Department of Health and Rehabilitation, The Sahlgrenska Academy at University of Gothenburg, Gothenburg, Sweden.
BMC Emerg Med. 2016 Jul 22;16(1):27. doi: 10.1186/s12873-016-0087-0.
The identification of frail older persons in different health care settings is widely seen as an important step in improving the healthcare system. Screening at an emergency department (ED) should be handled in just a few minutes without the use of tests or measurements. The FRESH-screening was developed for this purpose. This study's aim was to evaluate the FRESH-screening and its construct validity; also assessed were the sensitivity, specificity, and predictive values for frailty screening.
The study had a cross-sectional design. A total of 161 elderly people who sought care at the emergency department at Mölndal Hospital were included. Inclusion criteria were ages ≥80 years or ages 65-79 with at least one chronic disease and dependence in at least one daily living activity. Sensitivity, specificity, and predictive values were calculated to describe the accuracy of the FRESH-screening in identifying those with frailty, as assessed by eight frailty indicators. Sensitivity and specificity were both set at a minimum of 80 %, and a percentage sum ≥150 of the sensitivity and positive prediction was considered a measure of excellent value.

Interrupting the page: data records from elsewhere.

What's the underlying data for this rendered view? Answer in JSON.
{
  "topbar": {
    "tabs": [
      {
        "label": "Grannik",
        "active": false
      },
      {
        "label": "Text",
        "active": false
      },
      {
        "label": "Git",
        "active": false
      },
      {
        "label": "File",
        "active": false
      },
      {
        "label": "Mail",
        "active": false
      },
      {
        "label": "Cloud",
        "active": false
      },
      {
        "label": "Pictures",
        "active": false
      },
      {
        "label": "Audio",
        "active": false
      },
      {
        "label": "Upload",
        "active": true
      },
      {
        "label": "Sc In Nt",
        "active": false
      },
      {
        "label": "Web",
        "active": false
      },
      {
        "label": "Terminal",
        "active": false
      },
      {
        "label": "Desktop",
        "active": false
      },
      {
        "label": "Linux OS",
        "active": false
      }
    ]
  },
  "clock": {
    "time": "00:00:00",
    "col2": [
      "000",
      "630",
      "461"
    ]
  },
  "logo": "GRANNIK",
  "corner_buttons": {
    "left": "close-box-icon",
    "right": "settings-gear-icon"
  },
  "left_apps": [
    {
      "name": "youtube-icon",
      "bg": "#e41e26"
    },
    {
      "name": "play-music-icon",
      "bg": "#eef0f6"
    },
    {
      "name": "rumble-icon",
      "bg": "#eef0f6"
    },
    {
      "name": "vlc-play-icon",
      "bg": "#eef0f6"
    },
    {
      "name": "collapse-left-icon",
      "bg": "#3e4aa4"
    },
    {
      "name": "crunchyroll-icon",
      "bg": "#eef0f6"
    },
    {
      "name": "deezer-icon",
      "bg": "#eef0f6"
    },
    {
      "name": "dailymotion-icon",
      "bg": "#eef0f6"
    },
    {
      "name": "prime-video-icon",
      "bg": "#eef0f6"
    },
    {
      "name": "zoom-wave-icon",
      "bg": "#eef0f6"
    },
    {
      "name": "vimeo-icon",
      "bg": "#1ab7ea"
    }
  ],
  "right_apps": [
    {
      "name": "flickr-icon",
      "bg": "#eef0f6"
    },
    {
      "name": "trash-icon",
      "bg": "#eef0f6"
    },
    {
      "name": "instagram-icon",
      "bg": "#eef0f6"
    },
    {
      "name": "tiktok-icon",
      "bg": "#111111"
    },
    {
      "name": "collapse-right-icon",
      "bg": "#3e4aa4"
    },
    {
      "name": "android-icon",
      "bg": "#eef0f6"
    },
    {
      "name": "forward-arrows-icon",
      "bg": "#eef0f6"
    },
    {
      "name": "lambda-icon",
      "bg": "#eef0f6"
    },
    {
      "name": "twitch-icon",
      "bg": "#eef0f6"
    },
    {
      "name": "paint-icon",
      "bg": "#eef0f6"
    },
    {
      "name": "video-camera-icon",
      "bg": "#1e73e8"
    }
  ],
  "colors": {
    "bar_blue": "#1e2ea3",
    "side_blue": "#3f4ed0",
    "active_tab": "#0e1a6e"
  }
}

Both sensitivity and specificity were high (81 % and 80 %, respectively) when comparing the four questions of the FRESH-screening against the eight frailty indicators. The percentage sum of sensitivity and positive prediction was 173 (81 % + 92 %), thus exceeding the 150 cutoff.
This study shows the FRESH-screening to be of excellent clinical value. Additionally, the clinical experience is that the instrument is simple and rapid to use, takes only a few minutes to administer, and requires minimal energy input by older persons.
在不同医疗环境中识别体弱老年人被广泛视为改善医疗体系的重要一步。急诊科的筛查应在几分钟内完成,无需进行检测或测量。为此开发了FRESH筛查法。本研究旨在评估FRESH筛查法及其结构效度;同时还评估了体弱筛查的敏感性、特异性和预测值。
本研究采用横断面设计。共纳入了161名在莫恩达尔医院急诊科就诊的老年人。纳入标准为年龄≥80岁或65 - 79岁且患有至少一种慢性病并在至少一项日常生活活动中存在依赖。计算敏感性、特异性和预测值,以描述FRESH筛查法在识别体弱患者方面的准确性,该准确性由八项体弱指标评估。敏感性和特异性均设定为至少80%,敏感性和阳性预测值的百分比总和≥150被视为具有优异价值的衡量标准。
将FRESH筛查法的四个问题与八项体弱指标进行比较时,敏感性和特异性均较高(分别为81%和80%)。敏感性和阳性预测值的百分比总和为173(81% + 92%),因此超过了150的临界值。
本研究表明FRESH筛查法具有优异的临床价值。此外,临床经验表明该工具使用简单快捷,只需几分钟即可完成,且老年人所需的精力投入极少。